The image below shows an engine that has had this done (view from the underside) The original bore is machined to the exernal dimensions of the new sleeve and with a combination of press fit and modern “gripping agents” the liner is inserted. Note in the image that the liner does not come all the way to the bottom of the bore. A lip is left during machining that the liner sits on in the bottom of the bore, stopping it from moving down.
With the main machining of the bores complete, the liners are “honed” before the pistons can be inserted with the rings into the bores (this is done wih the con rods attached, ready to be bolted to the crank)
The image below shows an engine block being honed
Attention now moves to the valves. In the Model T Ford, the valves are located in the engine block adjacent to the cylinders, rather than in the head as is the case in modern engines. Following the removal of the lead compounds in fuel in the 1980’s, a condition known as valve seat recession or VSR was exacerbated, the lead helping to reduce this action. Valves are exposed to extreme conditions, particularly the exhaust valves which reach temperatures in the hundreds of degrees. A common alteration made to older engines is the fitting of hardened valve seats which reduce the amount of wear.
Once the seats have been fitted, they are machined flat with the surface of the rest of the block
In the image that follows, you can see where the new hardened seats have been fitted into the block surface. The valve seat on the left has had its facing cut to provide the correct face angle. The valve seat on the far right, has also had a face cut and you can clearly see the recession of the old valve seat where it has worn into the block surface (the dark ring around the new seat)

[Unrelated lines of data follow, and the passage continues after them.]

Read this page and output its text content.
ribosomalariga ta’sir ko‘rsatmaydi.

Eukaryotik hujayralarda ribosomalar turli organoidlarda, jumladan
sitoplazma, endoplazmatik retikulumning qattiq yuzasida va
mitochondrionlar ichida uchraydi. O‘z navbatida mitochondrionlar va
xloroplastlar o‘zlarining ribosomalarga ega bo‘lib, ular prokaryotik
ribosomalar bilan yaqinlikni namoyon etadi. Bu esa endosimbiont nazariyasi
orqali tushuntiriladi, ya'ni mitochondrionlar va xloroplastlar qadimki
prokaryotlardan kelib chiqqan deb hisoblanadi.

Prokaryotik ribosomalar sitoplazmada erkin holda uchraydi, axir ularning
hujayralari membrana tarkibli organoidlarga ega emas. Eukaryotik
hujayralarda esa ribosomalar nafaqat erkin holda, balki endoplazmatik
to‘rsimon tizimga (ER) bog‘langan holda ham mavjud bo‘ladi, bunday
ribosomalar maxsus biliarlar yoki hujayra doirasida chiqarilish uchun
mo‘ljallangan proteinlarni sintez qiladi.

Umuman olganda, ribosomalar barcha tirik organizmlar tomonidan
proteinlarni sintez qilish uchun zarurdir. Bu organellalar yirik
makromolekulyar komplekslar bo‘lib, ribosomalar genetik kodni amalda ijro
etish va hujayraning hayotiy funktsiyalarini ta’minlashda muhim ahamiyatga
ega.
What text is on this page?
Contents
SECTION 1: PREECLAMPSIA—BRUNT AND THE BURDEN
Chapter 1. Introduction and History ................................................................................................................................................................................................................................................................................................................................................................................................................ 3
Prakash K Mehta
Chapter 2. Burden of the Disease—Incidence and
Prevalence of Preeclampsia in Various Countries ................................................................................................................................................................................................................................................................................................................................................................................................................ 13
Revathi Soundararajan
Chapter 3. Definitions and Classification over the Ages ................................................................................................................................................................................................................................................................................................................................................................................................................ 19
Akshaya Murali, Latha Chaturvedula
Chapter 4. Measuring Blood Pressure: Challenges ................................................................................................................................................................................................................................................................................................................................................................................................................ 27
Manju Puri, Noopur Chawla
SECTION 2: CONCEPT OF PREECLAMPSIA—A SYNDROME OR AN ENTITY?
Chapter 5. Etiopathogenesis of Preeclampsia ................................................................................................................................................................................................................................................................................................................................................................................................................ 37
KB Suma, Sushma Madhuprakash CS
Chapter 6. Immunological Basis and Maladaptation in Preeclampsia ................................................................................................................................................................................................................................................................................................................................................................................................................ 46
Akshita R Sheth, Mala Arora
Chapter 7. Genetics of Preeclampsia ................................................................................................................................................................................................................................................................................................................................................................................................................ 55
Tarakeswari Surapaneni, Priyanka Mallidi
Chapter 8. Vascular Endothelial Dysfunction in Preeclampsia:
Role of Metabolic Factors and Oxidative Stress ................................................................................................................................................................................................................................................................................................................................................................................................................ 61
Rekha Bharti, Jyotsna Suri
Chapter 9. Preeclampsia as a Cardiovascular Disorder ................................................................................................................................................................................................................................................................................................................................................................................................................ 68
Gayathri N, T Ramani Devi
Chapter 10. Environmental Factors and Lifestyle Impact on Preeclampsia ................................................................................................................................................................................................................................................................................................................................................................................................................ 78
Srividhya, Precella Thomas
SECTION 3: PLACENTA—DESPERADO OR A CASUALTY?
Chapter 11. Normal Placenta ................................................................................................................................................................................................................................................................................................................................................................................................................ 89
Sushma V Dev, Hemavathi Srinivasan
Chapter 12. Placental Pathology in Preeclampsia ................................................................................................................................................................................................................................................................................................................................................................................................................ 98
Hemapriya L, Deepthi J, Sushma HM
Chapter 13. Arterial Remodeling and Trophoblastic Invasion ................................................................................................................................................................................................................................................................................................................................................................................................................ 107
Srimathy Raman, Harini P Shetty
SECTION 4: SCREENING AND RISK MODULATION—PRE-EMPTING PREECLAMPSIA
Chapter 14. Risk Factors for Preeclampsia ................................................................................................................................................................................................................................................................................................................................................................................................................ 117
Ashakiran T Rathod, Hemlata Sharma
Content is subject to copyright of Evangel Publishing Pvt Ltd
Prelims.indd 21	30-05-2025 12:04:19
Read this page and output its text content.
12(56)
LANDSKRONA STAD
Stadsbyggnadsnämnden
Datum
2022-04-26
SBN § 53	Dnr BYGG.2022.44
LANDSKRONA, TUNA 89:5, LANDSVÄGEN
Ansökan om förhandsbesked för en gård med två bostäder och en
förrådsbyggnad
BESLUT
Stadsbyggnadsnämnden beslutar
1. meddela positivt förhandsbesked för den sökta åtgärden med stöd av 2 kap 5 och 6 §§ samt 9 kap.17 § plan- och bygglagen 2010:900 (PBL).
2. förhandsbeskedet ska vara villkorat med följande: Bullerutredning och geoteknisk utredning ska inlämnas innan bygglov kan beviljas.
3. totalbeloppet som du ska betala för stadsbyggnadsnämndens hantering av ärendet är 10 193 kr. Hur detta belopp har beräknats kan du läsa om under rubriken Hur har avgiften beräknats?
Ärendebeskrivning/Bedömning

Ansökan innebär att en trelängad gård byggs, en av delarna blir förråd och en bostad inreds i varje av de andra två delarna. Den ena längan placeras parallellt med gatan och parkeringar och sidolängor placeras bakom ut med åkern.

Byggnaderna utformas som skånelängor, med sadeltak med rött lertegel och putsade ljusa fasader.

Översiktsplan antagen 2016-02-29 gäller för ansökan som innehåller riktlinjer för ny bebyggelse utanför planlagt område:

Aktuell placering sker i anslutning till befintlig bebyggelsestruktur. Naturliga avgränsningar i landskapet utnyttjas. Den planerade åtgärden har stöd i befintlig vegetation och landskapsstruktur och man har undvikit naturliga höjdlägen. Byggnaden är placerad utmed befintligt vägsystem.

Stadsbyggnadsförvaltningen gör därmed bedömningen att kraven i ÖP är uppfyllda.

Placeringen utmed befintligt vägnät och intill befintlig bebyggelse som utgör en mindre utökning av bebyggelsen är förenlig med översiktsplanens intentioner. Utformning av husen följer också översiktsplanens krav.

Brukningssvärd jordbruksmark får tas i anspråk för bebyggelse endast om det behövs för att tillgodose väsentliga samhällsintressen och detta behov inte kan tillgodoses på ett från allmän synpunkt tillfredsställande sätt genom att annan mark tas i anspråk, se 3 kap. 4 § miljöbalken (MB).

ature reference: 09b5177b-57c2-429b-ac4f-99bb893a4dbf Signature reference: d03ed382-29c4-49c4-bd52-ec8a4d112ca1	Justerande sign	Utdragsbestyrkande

So what sits on top? The Model T Ford engine has always featured a cast iron head which in conjunction with the pistons produced a compression ratio of 4.5:1, well suited to the quality of the fuel of the day, with some owners even running the engine on gasoline/kerosene mixes. Needless to say, the Model T Ford inspired a huge number of accessories and modified engine heads were among them. These varied from increased compression heads, those with better chamber design and overhead valve conversions to name some and brands such as Rajo were common amongst those who wanted more from their T. A common modern replacement is the aluminium “Z” head, a copy of a period head, now being reproduced as a very popular accessory. The “Z” head increases the Model T engine compression to 6:1 adding adding extra “oomph” for hill climbing, not bad for a bolt on and driveaway accessory which truly does transform the performance of the T from the standard 20hp to approximately 27HP! Having fitted one to my ’27 Shooting Brake, the hill climbing ability is greatly improved.